Last night’s episode of “Last Week Tonight” made excellent use of Oliver’s wit to explain the recent faceoff that has law enforcement demanding Apple help it break its way into an iPhone belonging to one of the San Bernardino shooters. The FBI claims that it only wants access to this one phone, but Oliver makes the precedent at stake clear.

“Think of the government as your dad,” Oliver jokes. “If he asks you to help him with his iPhone, be careful — because if you do it once you’re gonna be doing it 14 times a day.” It’s an apt comparison. Law enforcement is already chomping at the bit — Manhattan District Attorney Cyrus Vance has stated that he has 175 phones he’d like Apple’s help unlocking, and other law enforcement officials around the country have said the same.


Privacy statement. This embed will serve content from

The issue is even more fundamental than the security of Apple’s products. The FBI, Oliver explains, wants all encryption to be weak enough to allow access when law enforcement wants it. But if it wins, no company will be able to ensure the safety of its customers’ data from the prying eyes of malicious actors. As a mock Apple ad at the end of the episode rightfully notes, “We’re only one step ahead of hackers at all times.”

“It’s a hugely complicated story with massive implications,” Oliver starts off, “and once we get to the end of it, you may not feel the same way that you do now.”

It’s true. Even Sen. Lindsey Graham (R-S.C.), once a vocal supporter of undermining encryption, said in a Senate Judiciary hearing last week that he has since been moved by the national security arguments for strong encryption.
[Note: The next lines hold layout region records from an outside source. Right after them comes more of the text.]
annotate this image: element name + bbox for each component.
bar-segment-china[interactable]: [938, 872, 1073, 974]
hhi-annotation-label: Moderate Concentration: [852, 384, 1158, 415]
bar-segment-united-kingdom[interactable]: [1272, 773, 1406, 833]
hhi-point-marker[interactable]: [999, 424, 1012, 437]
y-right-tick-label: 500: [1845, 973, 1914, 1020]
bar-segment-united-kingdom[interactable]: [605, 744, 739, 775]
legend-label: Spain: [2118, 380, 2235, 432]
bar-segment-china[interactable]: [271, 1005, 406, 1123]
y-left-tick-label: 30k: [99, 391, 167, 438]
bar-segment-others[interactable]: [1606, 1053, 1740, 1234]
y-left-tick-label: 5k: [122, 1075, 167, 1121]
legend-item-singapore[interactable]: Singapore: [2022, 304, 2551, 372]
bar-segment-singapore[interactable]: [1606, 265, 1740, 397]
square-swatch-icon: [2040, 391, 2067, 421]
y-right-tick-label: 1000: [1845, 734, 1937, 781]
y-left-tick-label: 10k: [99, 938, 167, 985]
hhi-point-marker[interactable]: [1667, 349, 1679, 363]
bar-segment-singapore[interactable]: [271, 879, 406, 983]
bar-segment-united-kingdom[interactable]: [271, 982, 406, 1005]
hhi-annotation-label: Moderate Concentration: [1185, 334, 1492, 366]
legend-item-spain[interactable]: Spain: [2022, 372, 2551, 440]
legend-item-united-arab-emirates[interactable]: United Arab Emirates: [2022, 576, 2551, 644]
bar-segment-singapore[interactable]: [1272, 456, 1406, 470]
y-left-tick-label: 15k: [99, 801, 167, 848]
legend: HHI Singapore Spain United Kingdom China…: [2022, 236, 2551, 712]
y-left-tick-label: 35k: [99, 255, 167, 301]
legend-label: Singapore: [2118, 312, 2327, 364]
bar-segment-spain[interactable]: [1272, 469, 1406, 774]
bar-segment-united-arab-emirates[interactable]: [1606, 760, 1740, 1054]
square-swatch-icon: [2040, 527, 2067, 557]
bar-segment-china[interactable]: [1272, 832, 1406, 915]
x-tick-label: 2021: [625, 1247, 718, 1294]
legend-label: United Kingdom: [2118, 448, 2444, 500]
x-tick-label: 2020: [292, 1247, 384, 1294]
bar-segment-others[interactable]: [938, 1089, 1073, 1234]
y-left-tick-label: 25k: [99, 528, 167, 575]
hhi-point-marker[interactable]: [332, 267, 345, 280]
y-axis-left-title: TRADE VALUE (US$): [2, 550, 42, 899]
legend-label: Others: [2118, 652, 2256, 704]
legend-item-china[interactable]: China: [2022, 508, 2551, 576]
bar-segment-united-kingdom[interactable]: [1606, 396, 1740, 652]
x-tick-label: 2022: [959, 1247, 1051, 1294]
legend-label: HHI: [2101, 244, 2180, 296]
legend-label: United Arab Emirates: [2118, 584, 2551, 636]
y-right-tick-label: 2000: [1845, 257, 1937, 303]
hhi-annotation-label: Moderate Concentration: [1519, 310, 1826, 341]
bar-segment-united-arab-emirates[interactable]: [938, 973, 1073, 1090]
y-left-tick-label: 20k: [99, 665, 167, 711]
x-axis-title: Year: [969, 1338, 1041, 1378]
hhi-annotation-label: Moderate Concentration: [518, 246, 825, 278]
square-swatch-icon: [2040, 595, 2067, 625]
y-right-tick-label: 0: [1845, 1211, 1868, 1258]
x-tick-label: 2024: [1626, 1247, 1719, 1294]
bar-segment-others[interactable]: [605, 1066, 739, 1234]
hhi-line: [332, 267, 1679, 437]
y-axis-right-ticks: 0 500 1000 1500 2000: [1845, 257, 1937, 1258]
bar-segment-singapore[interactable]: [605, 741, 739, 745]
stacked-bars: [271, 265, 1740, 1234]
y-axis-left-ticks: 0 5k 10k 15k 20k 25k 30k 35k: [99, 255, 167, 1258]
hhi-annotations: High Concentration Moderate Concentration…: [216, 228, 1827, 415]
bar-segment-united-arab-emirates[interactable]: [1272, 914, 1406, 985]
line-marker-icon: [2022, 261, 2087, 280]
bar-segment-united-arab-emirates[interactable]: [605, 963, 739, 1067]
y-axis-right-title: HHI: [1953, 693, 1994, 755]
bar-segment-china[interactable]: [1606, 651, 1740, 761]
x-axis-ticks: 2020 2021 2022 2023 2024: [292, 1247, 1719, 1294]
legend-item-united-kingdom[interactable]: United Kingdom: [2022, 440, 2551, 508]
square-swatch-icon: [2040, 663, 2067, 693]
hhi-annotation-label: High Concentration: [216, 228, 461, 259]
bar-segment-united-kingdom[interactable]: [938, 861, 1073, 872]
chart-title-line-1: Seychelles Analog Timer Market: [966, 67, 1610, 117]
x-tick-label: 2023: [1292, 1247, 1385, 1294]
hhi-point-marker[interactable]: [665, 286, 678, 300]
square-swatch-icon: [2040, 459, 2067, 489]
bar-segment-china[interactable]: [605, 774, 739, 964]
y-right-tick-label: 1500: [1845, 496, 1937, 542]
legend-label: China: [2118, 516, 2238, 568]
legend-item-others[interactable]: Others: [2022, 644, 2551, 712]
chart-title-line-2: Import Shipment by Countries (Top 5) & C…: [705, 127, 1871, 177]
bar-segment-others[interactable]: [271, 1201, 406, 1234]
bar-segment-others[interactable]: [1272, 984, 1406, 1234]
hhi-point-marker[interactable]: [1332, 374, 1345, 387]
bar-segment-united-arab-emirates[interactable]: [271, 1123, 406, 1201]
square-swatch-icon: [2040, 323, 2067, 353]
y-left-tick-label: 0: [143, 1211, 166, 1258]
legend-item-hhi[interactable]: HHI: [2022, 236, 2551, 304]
Oliver sums up: “When you consider all this — the legal tenuousness of FBI’s claim, the security risks of creating a key, the borderline impossibility of perfectly securing the key, the international fallout of creating a precedent, and the fact that a terrorist could circumvent all of this by downloading whatever the fuck ‘Threema’ is — it’s enough to sway the most strident opinion.”

We agree, which is why we’ve been opposing the FBI’s demands in the San Bernardino case, where just last week, the government filed a brief arguing that technology companies should be faulted for creating secure devices, rather than applauded for doing so. We think that’s exactly backward, and a shortsighted view that prioritizes immediate law enforcement needs over longterm security and privacy.